The Department of Egyptian Antiquities is the most popular at the Louvre. The permanent display of around 5,000 exhibits from the 60,000 housed by the department gives visitors the opportunity to discover this age-old civilisation, the works of art of which never fail to fascinate and generate admiration.
On 15 May 1826, a decree created the division of Egyptian monuments in the Royal Museum of the Louvre in Paris after Jean-François Champollion, an Egyptologist, convinced King Charles X to collect precious relics of ancient Egypt.
Champollion (1790–1832) is best known for using the Rosetta Stone to decipher the secrets of hieroglyphics in 1822. As founder of the science of Egyptology, he was appointed curator of the new division.
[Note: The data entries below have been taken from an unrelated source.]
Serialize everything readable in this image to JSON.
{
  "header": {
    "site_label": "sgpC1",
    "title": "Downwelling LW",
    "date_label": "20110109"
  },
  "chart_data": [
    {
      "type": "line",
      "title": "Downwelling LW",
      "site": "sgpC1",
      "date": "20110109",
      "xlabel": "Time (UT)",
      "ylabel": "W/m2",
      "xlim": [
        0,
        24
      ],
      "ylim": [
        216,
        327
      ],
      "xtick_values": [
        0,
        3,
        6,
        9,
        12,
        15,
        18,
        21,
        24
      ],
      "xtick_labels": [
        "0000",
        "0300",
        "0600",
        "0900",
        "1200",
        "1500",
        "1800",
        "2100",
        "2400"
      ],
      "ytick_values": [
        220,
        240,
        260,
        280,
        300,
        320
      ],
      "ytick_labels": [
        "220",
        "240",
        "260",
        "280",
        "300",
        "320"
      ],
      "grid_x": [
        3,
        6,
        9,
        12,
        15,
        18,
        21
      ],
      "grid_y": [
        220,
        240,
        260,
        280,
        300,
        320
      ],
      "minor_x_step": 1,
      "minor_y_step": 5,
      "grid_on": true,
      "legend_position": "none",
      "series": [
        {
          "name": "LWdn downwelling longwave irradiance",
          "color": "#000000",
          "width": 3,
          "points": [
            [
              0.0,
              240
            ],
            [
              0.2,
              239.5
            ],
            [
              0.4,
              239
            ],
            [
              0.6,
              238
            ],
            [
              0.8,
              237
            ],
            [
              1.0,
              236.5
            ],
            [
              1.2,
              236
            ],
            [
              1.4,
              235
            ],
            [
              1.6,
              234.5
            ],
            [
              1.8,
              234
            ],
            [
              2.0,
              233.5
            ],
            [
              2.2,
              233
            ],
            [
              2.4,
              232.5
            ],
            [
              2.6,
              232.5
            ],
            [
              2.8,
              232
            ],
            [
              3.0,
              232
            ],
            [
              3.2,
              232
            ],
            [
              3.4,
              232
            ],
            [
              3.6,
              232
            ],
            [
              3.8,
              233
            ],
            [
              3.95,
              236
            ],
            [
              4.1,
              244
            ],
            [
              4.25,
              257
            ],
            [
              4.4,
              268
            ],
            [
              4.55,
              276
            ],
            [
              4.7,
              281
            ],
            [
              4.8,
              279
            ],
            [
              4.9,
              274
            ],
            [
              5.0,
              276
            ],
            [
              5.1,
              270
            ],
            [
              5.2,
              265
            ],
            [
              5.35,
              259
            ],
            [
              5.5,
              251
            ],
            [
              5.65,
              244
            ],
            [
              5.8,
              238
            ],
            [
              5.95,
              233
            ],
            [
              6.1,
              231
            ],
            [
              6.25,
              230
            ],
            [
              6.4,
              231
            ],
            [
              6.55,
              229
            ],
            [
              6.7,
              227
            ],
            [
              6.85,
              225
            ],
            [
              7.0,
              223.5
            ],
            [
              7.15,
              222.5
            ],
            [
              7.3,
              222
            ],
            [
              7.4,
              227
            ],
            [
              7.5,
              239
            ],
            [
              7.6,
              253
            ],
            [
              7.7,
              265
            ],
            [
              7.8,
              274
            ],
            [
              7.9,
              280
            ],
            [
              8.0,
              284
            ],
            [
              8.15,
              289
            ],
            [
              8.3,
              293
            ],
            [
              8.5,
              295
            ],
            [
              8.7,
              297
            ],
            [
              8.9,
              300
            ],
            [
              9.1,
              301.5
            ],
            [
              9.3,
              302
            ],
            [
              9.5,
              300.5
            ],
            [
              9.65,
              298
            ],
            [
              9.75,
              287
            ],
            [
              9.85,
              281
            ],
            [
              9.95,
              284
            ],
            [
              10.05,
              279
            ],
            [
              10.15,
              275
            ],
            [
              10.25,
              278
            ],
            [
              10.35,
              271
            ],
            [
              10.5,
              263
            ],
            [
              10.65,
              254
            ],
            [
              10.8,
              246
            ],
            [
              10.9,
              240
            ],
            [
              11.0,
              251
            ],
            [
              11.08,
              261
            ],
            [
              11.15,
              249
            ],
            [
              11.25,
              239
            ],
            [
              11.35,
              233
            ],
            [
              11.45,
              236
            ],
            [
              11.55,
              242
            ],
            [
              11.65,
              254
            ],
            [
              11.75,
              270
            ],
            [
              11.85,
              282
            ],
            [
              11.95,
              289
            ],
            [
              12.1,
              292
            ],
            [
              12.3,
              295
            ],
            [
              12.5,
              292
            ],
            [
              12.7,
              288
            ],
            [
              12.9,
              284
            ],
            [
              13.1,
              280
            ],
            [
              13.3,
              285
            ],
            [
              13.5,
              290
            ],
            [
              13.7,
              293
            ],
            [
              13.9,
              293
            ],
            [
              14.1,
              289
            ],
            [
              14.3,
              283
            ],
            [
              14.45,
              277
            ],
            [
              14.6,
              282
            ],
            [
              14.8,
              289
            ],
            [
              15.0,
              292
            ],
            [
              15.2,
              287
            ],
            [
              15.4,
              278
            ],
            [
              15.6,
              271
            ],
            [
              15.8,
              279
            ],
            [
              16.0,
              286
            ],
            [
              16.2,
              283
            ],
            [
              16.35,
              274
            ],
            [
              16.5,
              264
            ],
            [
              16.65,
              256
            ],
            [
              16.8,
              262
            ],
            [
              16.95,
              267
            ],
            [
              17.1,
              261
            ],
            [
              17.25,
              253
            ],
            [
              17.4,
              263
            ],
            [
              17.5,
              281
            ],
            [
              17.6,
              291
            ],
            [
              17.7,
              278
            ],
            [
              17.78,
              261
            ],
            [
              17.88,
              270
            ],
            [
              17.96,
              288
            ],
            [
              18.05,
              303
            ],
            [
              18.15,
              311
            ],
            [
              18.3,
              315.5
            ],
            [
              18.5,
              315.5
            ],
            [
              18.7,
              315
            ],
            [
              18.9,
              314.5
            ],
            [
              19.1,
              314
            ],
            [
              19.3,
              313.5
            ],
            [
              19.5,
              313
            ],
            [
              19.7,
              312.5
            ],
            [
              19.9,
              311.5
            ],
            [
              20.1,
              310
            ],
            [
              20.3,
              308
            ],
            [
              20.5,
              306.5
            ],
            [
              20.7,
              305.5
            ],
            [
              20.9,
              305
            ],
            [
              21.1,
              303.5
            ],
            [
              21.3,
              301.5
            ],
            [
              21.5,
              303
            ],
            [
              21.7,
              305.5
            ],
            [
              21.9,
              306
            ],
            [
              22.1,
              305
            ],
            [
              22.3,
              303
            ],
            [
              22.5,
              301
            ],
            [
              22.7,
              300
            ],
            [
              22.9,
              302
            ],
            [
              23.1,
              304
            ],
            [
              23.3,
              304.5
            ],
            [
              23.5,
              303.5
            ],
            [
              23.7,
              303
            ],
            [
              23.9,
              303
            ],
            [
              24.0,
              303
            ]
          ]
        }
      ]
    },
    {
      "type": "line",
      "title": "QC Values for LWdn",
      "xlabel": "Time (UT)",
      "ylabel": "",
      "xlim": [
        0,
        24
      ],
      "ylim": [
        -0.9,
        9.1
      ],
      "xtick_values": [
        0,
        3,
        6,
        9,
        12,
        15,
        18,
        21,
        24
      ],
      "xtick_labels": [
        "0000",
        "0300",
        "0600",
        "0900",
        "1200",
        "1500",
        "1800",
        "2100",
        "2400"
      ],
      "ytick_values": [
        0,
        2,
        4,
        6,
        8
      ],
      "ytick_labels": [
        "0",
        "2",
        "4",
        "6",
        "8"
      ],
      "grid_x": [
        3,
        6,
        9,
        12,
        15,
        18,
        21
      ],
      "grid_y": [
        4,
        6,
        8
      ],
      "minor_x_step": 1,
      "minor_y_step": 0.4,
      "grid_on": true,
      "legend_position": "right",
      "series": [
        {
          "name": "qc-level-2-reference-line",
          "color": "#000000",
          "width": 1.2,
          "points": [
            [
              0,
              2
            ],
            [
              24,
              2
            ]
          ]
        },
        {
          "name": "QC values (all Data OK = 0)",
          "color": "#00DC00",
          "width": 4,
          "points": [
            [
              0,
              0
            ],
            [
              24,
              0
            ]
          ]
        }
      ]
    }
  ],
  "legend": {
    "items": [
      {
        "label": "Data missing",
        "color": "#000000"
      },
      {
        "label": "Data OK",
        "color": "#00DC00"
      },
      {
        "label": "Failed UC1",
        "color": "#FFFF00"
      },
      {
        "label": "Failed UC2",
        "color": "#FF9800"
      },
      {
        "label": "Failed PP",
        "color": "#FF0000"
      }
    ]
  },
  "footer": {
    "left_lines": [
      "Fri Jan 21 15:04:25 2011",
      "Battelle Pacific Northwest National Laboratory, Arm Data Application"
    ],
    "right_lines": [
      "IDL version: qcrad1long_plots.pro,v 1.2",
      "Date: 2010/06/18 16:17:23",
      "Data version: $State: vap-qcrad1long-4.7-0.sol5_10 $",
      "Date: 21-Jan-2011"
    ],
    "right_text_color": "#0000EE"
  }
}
The Louvre’s collection of Egyptian antiquities was amassed by purchase, gift, and from archaeological excavations.
In the fifth century BCE the Greek historian Herodotus wrote that the ‘Egyptians are the most religious of all people’. Devout they may have been, but the ancient Egyptians were nevertheless attached to the pleasures and practicalities of life. In the lush and fertile valley of the Nile, they enjoyed an agreeable existence that they were loath to leave in death.
The dead followed the setting sun into the west, where they entered the Underworld and began a long and dangerous journey to the Hall of Judgment. The reward of a true and virtuous life was access to the heavenly Field of Reeds.
To be reborn the Egyptians had to preserve the elements of themselves that made them individual, including their body, name, soul and vital force. By seeing Egyptian antiquities, and learning the names of the dead, we give them immortality and their longed-for chance to ‘do everything they used to do on this earth’.